Presentato in occasione del meeting annuale della Royal Society un progetto che mira a ottenere la longevità agendo sui geni. "Chi vive fino a 100 anni - ha spiegato l'esperto - generalmente muore sano. La durata della nostra vita è scritta nel dna"
È IL SACRO Graal di medici, case farmaceutiche e cosmetiche, una miniera d'oro alimentata da un miraggio di vita eterna, o meglio di eterna giovinezza. Eppure il traguardo di un farmaco anti-età potrebbe non essere così lontano e, sottolinea il quotidiano inglese Independent, se fosse raggiunto toglierebbe di mezzo dal mercato in un colpo solo creme, tonici e pozioni "ringiovanenti".

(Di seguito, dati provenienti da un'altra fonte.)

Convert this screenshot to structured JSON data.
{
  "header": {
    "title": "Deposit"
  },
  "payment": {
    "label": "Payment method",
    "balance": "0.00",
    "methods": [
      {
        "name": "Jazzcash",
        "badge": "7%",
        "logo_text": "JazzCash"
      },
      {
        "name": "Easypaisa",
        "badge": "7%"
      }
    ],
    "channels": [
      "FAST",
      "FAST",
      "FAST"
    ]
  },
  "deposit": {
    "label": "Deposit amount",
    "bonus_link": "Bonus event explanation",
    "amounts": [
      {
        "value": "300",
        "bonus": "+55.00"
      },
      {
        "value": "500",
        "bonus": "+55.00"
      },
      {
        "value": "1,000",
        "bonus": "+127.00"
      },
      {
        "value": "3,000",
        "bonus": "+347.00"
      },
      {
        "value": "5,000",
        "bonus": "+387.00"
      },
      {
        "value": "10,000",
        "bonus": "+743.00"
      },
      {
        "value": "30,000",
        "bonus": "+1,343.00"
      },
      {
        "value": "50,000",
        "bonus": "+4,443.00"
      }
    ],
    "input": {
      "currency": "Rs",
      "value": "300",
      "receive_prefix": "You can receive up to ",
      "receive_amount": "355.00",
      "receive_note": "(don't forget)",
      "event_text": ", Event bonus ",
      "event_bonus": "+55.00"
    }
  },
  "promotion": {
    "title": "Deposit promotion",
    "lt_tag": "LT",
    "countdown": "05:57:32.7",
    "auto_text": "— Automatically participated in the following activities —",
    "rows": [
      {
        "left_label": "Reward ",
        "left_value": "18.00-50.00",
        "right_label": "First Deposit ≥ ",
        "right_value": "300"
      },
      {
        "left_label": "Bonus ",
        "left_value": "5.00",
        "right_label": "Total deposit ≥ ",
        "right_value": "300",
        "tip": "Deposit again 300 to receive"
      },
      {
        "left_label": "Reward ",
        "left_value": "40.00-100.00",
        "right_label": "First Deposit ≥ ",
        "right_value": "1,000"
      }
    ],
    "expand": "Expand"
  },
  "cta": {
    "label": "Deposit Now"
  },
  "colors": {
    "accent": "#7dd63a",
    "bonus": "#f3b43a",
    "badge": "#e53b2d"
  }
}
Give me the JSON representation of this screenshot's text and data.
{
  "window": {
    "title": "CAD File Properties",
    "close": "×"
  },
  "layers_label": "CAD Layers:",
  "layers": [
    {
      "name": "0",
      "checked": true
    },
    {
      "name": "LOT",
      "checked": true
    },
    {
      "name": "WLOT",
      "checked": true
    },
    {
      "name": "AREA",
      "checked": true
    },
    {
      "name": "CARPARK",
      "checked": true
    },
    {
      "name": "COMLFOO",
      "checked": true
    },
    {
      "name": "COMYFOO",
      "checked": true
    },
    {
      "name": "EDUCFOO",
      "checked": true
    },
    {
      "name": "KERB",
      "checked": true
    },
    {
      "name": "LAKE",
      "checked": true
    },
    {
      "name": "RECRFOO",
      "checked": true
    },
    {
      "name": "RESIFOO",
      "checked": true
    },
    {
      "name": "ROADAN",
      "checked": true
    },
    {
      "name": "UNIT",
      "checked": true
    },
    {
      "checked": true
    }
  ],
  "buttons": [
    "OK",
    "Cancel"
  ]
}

In occasione della conferenza annuale organizzata dalla Royal Society, intitolata appunto Turning Back the Clock ("mettendo indietro l'orologio") gli scienziati si sono addirittura sbottonati stabilendo una data precisa: 2012. Appena due anni, e poi le donne (e gli uomini, visto che a quanto pare sono vanitosi quanto il gentil sesso) di tutto il mondo potranno combattere i sengi del tempo in modo efficace limitandosi a ingurgitare una pillola al giorno. Gli studiosi hanno spiegato infatti che per restare giovani non serve smettere di fumare, stare attenti all'alimentazione, andare in palestra e riempirsi di farmaci e creme anti-radicali liberi. Perché tutto dipende dai geni. E partendo da questa constatazione, frutto naturalmente di anni di ricerche incrociate e confermate, hanno fatto il punto della situazione affermando che ormai il mosaico è completo e che i laboratori hanno tutti i dati scientifici necessari per contrastare l'invecchiamento alla radice. Intervenendo appunto sui geni.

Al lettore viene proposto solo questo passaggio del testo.